Cardozo ainda lembrou que o deputado Paulo Teixeira (PT-SP) entrou com mandado de segurança no STF sobre as mesmas questões sobre as quais Maranhão decidiu e o ministro Luiz Fux avaliou que a decisão é interna corporis, ou seja, diz respeito ao Legislativo decidir.

“O Direito não socorre as pessoas que dormem. Mas quem agiu diligentemente não será socorrido? Tudo veio a partir de um recurso que fizemos no prazo logo após a votação”, defende o advogado-geral de Dilma.

Cardozo ainda citou a possibilidade de a Corte Interamericana de Direitos Humanos, da qual o Brasil é signatário, anular o impeachmento no Brasil. “Seria e será muito desagradável ao Brasil que essa decisão seja feita lá e não bem resolvida aqui”, disse. “Nós temos condição de avaliar (internamente) a ilegalidade e daquilo que está acontecendo”. 

O ministro também evitou dizer se recorrerá ao Supremo Tribunal Federal (STF) caso Renan Calheiros realmente dê seguimento ao processo no Senado. Mas disse: “o Supremo tem tido uma tendência de que essa questão tem que ser posta interna corporis“. E reforçou: “o Judiciário não vai julgar porque é uma decisão interna corporis”. “A minha expectativa é não tocar na decisão do Maranhão por ser questão interna corporis”.

Cardozo anunciou ao vivo, para fortalecer seu argumento, a decisão da ministra do STF Rosa Weber que rejeitou um dos pedidos de anulação da decisão de Maranhão. 

Argumentos

Cardozo também aproveitou o espaço para enfatizar o argumento da AGU aceito por Maranhão de que “várias irregularidades aconteceram” na votação do impeachment na Câmara.

“O presidente Eduardo Cunha disse expressamente que não seria admitida orientação partidára (…). Houve partidos até que fecharam questão relativa ao impeachment”. Ele disse também: “vimos no processo da câmara vários parlamentares, antes mesmo que a defesa se manifestasse, dizendo como votariam”

“Esse entendimento diz respeito também à Corte Interamericana de Direitos Humanos”, citou novamente. “Textualmente a Corte afirma que quando se faz julgamentos políticos, tem que agir com imparcialidade subjetiva”.
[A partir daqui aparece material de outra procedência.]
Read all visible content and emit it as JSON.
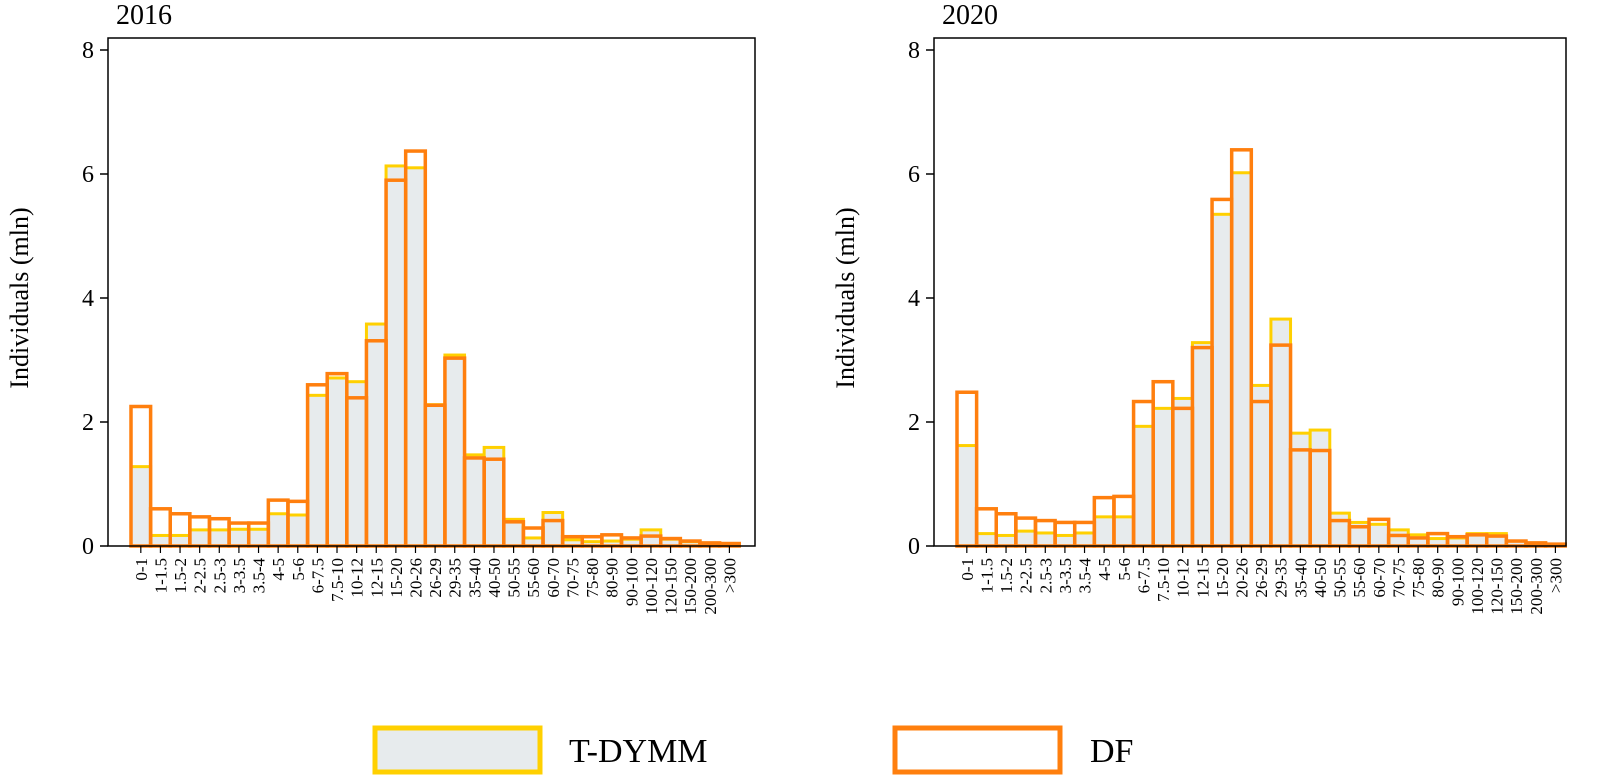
{
  "colors": {
    "tdymm_fill": "#e7ebed",
    "tdymm_stroke": "#ffd000",
    "df_stroke": "#ff7f0e",
    "axis": "#000000"
  },
  "legend": {
    "position": "bottom-center",
    "items": [
      {
        "label": "T-DYMM",
        "style": "filled"
      },
      {
        "label": "DF",
        "style": "outline"
      }
    ]
  },
  "chart_data": [
    {
      "type": "bar",
      "title": "2016",
      "ylabel": "Individuals (mln)",
      "ylim": [
        0,
        8
      ],
      "yticks": [
        "0",
        "2",
        "4",
        "6",
        "8"
      ],
      "grid": false,
      "categories": [
        "0-1",
        "1-1.5",
        "1.5-2",
        "2-2.5",
        "2.5-3",
        "3-3.5",
        "3.5-4",
        "4-5",
        "5-6",
        "6-7.5",
        "7.5-10",
        "10-12",
        "12-15",
        "15-20",
        "20-26",
        "26-29",
        "29-35",
        "35-40",
        "40-50",
        "50-55",
        "55-60",
        "60-70",
        "70-75",
        "75-80",
        "80-90",
        "90-100",
        "100-120",
        "120-150",
        "150-200",
        "200-300",
        ">300"
      ],
      "series": [
        {
          "name": "T-DYMM",
          "values": [
            1.28,
            0.17,
            0.17,
            0.26,
            0.26,
            0.27,
            0.27,
            0.52,
            0.5,
            2.43,
            2.71,
            2.65,
            3.58,
            6.13,
            6.1,
            2.28,
            3.08,
            1.47,
            1.59,
            0.43,
            0.13,
            0.54,
            0.1,
            0.07,
            0.08,
            0.11,
            0.26,
            0.11,
            0.07,
            0.04,
            0.03
          ]
        },
        {
          "name": "DF",
          "values": [
            2.25,
            0.6,
            0.52,
            0.47,
            0.44,
            0.37,
            0.37,
            0.74,
            0.72,
            2.6,
            2.78,
            2.39,
            3.31,
            5.9,
            6.37,
            2.27,
            3.03,
            1.42,
            1.4,
            0.39,
            0.29,
            0.41,
            0.15,
            0.15,
            0.18,
            0.13,
            0.16,
            0.12,
            0.08,
            0.05,
            0.04
          ]
        }
      ]
    },
    {
      "type": "bar",
      "title": "2020",
      "ylabel": "Individuals (mln)",
      "ylim": [
        0,
        8
      ],
      "yticks": [
        "0",
        "2",
        "4",
        "6",
        "8"
      ],
      "grid": false,
      "categories": [
        "0-1",
        "1-1.5",
        "1.5-2",
        "2-2.5",
        "2.5-3",
        "3-3.5",
        "3.5-4",
        "4-5",
        "5-6",
        "6-7.5",
        "7.5-10",
        "10-12",
        "12-15",
        "15-20",
        "20-26",
        "26-29",
        "29-35",
        "35-40",
        "40-50",
        "50-55",
        "55-60",
        "60-70",
        "70-75",
        "75-80",
        "80-90",
        "90-100",
        "100-120",
        "120-150",
        "150-200",
        "200-300",
        ">300"
      ],
      "series": [
        {
          "name": "T-DYMM",
          "values": [
            1.62,
            0.2,
            0.17,
            0.24,
            0.21,
            0.17,
            0.21,
            0.47,
            0.47,
            1.93,
            2.22,
            2.38,
            3.28,
            5.35,
            6.02,
            2.59,
            3.66,
            1.82,
            1.87,
            0.53,
            0.38,
            0.35,
            0.26,
            0.18,
            0.12,
            0.13,
            0.2,
            0.2,
            0.08,
            0.05,
            0.03
          ]
        },
        {
          "name": "DF",
          "values": [
            2.48,
            0.6,
            0.52,
            0.45,
            0.41,
            0.38,
            0.38,
            0.78,
            0.8,
            2.33,
            2.65,
            2.22,
            3.2,
            5.59,
            6.39,
            2.33,
            3.24,
            1.55,
            1.54,
            0.41,
            0.31,
            0.43,
            0.17,
            0.13,
            0.2,
            0.15,
            0.18,
            0.16,
            0.08,
            0.05,
            0.03
          ]
        }
      ]
    }
  ]
}
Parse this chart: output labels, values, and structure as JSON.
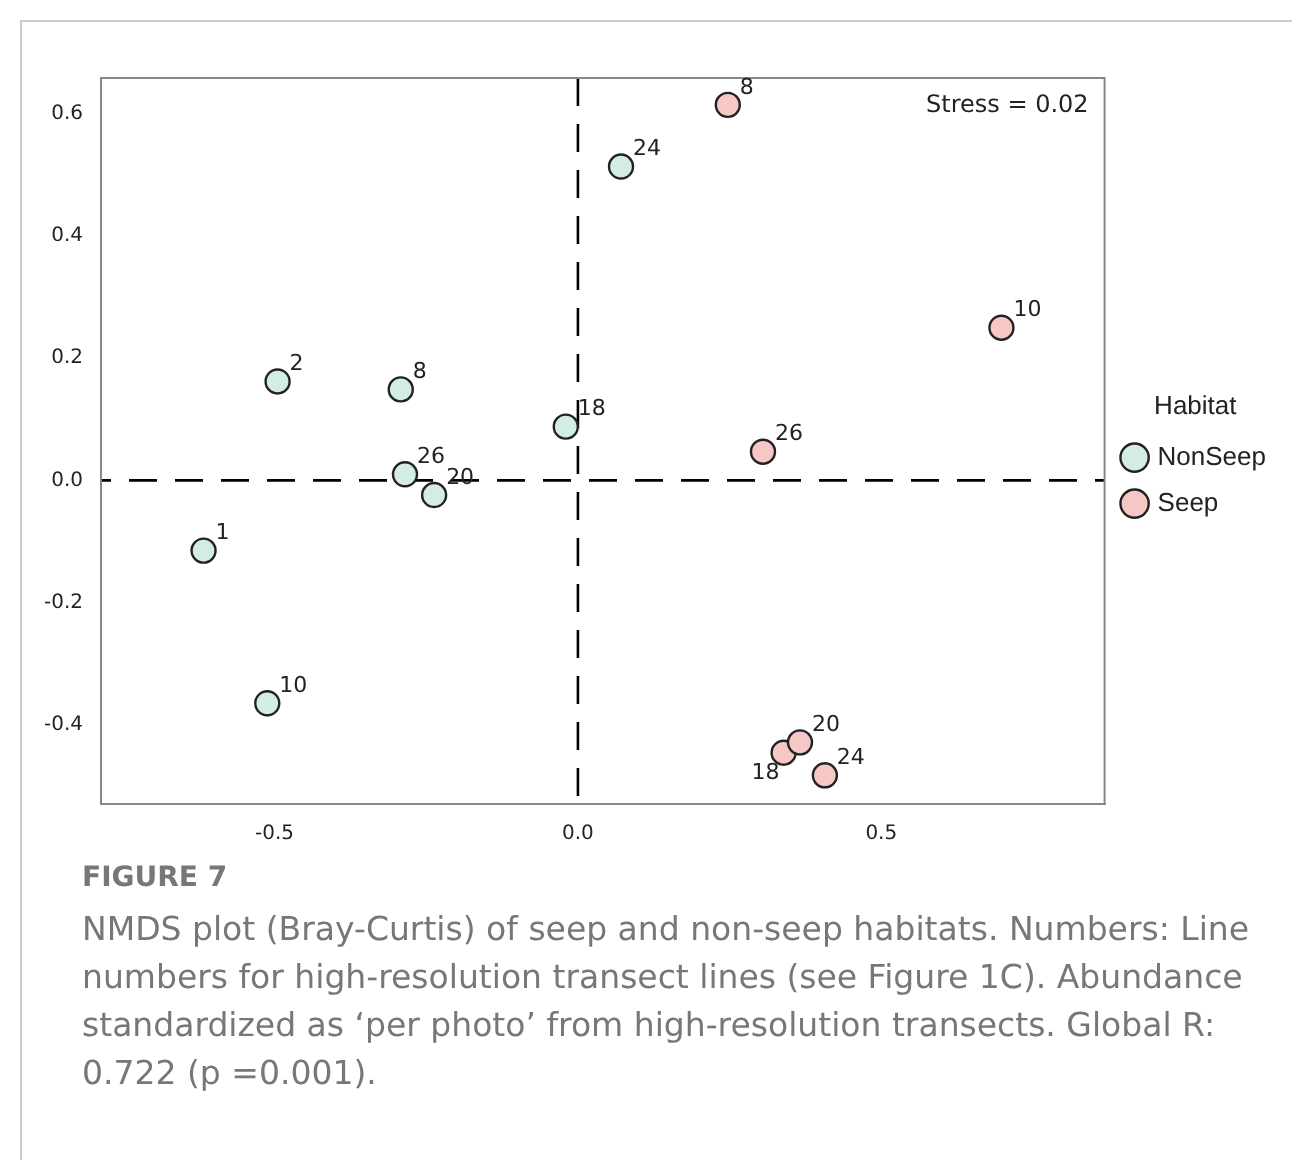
{
  "chart_data": {
    "type": "scatter",
    "title": "FIGURE 7",
    "legend_title": "Habitat",
    "legend": "right",
    "grid": false,
    "marker": "circle",
    "xlim": [
      -0.786,
      0.868
    ],
    "xticks": [
      {
        "value": -0.5,
        "label": "-0.5"
      },
      {
        "value": 0,
        "label": "0.0"
      },
      {
        "value": 0.5,
        "label": "0.5"
      }
    ],
    "ylim": [
      -0.53,
      0.659
    ],
    "yticks": [
      {
        "value": -0.4,
        "label": "-0.4"
      },
      {
        "value": -0.2,
        "label": "-0.2"
      },
      {
        "value": 0,
        "label": "0.0"
      },
      {
        "value": 0.2,
        "label": "0.2"
      },
      {
        "value": 0.4,
        "label": "0.4"
      },
      {
        "value": 0.6,
        "label": "0.6"
      }
    ],
    "ref_lines": [
      {
        "axis": "x",
        "value": 0,
        "line_style": "dashed",
        "color": "#000000"
      },
      {
        "axis": "y",
        "value": 0,
        "line_style": "dashed",
        "color": "#000000"
      }
    ],
    "series": [
      {
        "name": "NonSeep",
        "color": "#d3ece6",
        "x": [
          -0.617,
          -0.495,
          -0.292,
          -0.512,
          -0.02,
          -0.237,
          0.071,
          -0.285
        ],
        "values": [
          -0.115,
          0.162,
          0.149,
          -0.365,
          0.088,
          -0.024,
          0.514,
          0.01
        ]
      },
      {
        "name": "Seep",
        "color": "#f6c7c4",
        "x": [
          0.247,
          0.698,
          0.339,
          0.366,
          0.407,
          0.305
        ],
        "values": [
          0.615,
          0.25,
          -0.446,
          -0.429,
          -0.483,
          0.047
        ]
      }
    ],
    "annotations": [
      "Stress = 0.02",
      "NMDS plot (Bray-Curtis) of seep and non-seep habitats. Numbers: Line numbers for high-resolution transect lines (see Figure 1C). Abundance standardized as ‘per photo’ from high-resolution transects. Global R: 0.722 (p =0.001).",
      {
        "text": "1",
        "x": -0.617,
        "y": -0.115
      },
      {
        "text": "2",
        "x": -0.495,
        "y": 0.162
      },
      {
        "text": "8",
        "x": -0.292,
        "y": 0.149
      },
      {
        "text": "10",
        "x": -0.512,
        "y": -0.365
      },
      {
        "text": "18",
        "x": -0.02,
        "y": 0.088
      },
      {
        "text": "20",
        "x": -0.237,
        "y": -0.024
      },
      {
        "text": "24",
        "x": 0.071,
        "y": 0.514
      },
      {
        "text": "26",
        "x": -0.285,
        "y": 0.01
      },
      {
        "text": "8",
        "x": 0.247,
        "y": 0.615
      },
      {
        "text": "10",
        "x": 0.698,
        "y": 0.25
      },
      {
        "text": "18",
        "x": 0.339,
        "y": -0.446
      },
      {
        "text": "20",
        "x": 0.366,
        "y": -0.429
      },
      {
        "text": "24",
        "x": 0.407,
        "y": -0.483
      },
      {
        "text": "26",
        "x": 0.305,
        "y": 0.047
      }
    ]
  }
}
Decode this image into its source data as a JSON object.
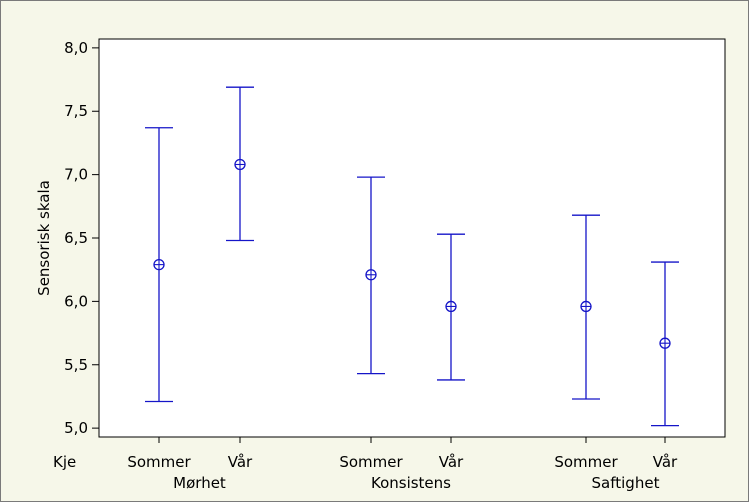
{
  "chart_data": {
    "type": "errorbar",
    "title": "",
    "ylabel": "Sensorisk skala",
    "row_header": "Kje",
    "ylim": [
      4.93,
      8.07
    ],
    "yticks": [
      "5,0",
      "5,5",
      "6,0",
      "6,5",
      "7,0",
      "7,5",
      "8,0"
    ],
    "ytick_values": [
      5.0,
      5.5,
      6.0,
      6.5,
      7.0,
      7.5,
      8.0
    ],
    "groups": [
      "Mørhet",
      "Konsistens",
      "Saftighet"
    ],
    "categories": [
      "Sommer",
      "Vår",
      "Sommer",
      "Vår",
      "Sommer",
      "Vår"
    ],
    "points": [
      {
        "group": "Mørhet",
        "category": "Sommer",
        "mean": 6.29,
        "lower": 5.21,
        "upper": 7.37
      },
      {
        "group": "Mørhet",
        "category": "Vår",
        "mean": 7.08,
        "lower": 6.48,
        "upper": 7.69
      },
      {
        "group": "Konsistens",
        "category": "Sommer",
        "mean": 6.21,
        "lower": 5.43,
        "upper": 6.98
      },
      {
        "group": "Konsistens",
        "category": "Vår",
        "mean": 5.96,
        "lower": 5.38,
        "upper": 6.53
      },
      {
        "group": "Saftighet",
        "category": "Sommer",
        "mean": 5.96,
        "lower": 5.23,
        "upper": 6.68
      },
      {
        "group": "Saftighet",
        "category": "Vår",
        "mean": 5.67,
        "lower": 5.02,
        "upper": 6.31
      }
    ],
    "grid": false,
    "colors": {
      "figure_background": "#f6f7e9",
      "plot_background": "#ffffff",
      "series": "#1515c8",
      "axis": "#000000"
    }
  }
}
“Seria muito desagradável que nós não tivéssemos uma solução no Brasil”, ameaçou, falando sobre a possibilidade da Corte Interamericana interferir no processo de impeachment. Cardozo disse que a Corte internacional já chegou a mandar voltar a seus cargos juristas peruanos que estavam sofrendo impeachment.

“Num processo de impeachment, não se pode ignorar que parlamentares são julgadores. Como julgadores não podem se dar ao direito de pré-julgar ou fechar questão”, enfatizou.

Um dos argumentos impetrados pela AGU, o de que na votação os deputados citaram outras questões não concernentes ao processo e isso seria inválido, foi rejeitado por Maranhão. Os outros foram acolhidos.

Waldir Maranhão (PP-MA) – Antonio Augusto/Câmara dos Deputados

Cardozo citou ainda que “caberia à defesa se manifestar por último” na Câmara. “Os defensores da Presidência da República não puderam fazer uso da palavra no dia 17″, criticou. 

Ele citou também que “por força do regimento da Câmara e do impeachment de Collor” deveria ter sido elaborada uma resolução com a decisão de 17 de abril do plenário da Câmara.

Cunha

Instigado, Cardozo também respondeu a manifestação de Eduardo Cunha sobre os acontecimentos desta segunda (09). Cunha criticou o encontro do ministro com Maranhão e o classificou como “interferência indevida”. “Eu acho curioso”, ironizou. “Presidente Eduardo Cunha tem todo o direito de exptressar seu ponto de vista como cidadão”, ressaltou. 

O ministro da AGU lembrou que o advogado de Cunha ajudou a fazer o relatório na Câmara a favor do impeachment, e classificou essa situação como ainda mais “curiosa”.